AI to facilitate conversation? Sounds like something Daniel Sawyer might have pitched. His idea – to create a device that reads and translates empathy between two people – sparked a lot of conversation, even if the technology doesn’t exist (yet).
Such a device could help the lonely. “It is hard to prescribe someone friends,” Sawyer says. “Research on loneliness shows it can be about misinterpretation of social cues.” So if we had something to prevent this misinterpretation, quite possibly, we would not be as lonely?
But are we not really just missing the point of it all? Loneliness is a social issue, as well as a medical one. Do we not need contact with people, rather than machines? And is it dangerous to replace human relationships with robotic ones? Singh fears a reliance on robotics for emotional support would lead to people “losing their social skills,” skills which are “very essential to long term human survival.”
Techno-optimists think such concerns are overblown. Dutch inventor Stijn Antonisse, the creator of “Sonax,” a huggable robot the inventor claims helps you sleep, thinks that we now have the ability to give lonely people some immediate help in the form of robotics. So “why not?” he asks.

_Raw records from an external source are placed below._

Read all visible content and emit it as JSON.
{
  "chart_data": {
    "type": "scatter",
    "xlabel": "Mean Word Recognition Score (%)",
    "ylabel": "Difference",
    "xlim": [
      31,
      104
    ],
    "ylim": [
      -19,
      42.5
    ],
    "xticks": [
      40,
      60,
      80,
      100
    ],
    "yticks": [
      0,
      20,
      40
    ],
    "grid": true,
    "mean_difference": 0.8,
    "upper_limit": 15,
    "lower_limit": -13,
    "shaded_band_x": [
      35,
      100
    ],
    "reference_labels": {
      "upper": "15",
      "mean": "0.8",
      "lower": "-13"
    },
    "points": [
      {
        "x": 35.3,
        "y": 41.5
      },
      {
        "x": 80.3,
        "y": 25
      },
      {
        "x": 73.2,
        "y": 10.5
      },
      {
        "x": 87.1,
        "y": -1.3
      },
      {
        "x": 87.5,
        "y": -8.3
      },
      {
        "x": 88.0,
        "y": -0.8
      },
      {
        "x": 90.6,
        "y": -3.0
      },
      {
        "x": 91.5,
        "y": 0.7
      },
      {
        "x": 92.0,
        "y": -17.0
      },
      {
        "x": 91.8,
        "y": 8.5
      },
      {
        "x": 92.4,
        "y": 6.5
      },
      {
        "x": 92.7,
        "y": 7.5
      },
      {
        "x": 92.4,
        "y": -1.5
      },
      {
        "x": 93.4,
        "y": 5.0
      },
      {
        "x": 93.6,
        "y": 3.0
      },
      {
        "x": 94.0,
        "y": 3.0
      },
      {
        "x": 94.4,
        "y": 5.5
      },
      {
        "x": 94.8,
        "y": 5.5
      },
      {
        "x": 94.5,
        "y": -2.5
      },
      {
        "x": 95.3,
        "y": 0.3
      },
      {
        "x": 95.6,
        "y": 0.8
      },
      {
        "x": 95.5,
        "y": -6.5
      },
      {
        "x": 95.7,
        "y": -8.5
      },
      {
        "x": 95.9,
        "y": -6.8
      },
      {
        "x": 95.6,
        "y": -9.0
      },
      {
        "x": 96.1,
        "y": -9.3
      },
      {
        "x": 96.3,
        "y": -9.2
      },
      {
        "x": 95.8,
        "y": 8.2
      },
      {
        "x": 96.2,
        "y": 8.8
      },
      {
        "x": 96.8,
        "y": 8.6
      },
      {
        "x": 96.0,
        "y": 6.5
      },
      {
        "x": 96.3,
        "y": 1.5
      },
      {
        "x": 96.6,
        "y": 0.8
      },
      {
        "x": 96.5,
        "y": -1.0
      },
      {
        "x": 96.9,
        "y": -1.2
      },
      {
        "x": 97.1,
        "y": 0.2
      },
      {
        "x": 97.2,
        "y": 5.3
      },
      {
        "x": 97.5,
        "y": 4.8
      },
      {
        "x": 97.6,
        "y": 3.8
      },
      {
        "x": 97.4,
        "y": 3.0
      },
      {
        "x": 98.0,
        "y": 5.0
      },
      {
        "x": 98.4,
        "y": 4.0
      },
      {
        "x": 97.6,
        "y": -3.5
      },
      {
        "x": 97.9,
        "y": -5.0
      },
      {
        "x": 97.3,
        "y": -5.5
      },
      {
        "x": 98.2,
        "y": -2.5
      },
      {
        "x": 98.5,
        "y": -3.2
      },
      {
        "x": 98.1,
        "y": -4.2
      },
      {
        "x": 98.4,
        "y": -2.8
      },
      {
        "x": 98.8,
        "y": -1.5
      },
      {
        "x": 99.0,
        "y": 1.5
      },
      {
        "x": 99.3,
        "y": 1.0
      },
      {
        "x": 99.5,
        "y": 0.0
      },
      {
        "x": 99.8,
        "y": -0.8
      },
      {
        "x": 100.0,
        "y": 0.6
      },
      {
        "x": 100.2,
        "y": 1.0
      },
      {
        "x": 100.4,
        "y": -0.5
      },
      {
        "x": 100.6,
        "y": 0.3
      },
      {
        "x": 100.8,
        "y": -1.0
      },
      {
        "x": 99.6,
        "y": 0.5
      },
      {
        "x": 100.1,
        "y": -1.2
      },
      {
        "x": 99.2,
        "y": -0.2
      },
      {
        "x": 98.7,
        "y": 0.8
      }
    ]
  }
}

Leader of Tomorrow Vu Huynh believes we are looking at robots the wrong way. “We do not have to give them a human identity,” she says. “We know we have a smart TV, a smart fridge, and now we have a robot.” If we do not conceptualise the robot as a person, then fears of robots replacing human relationships become less dramatic. After all, have you not been ignoring your friends’ Thursday night dinner invitations in favour of your favourite TV show for years?
So: If you cannot sleep, you can hug a robot with a mechanical beating heart inside. If you are lonely, you can pet your Aibo. And if you cannot prescribe someone friends, is giving them a companion-bot really all that bad?
Whatever the answers are, discussing possible fixes for this epidemic of loneliness – either through the human touch, medicalisation or a furless dog-bot – at least shows we are taking this public health concern as seriously as we should.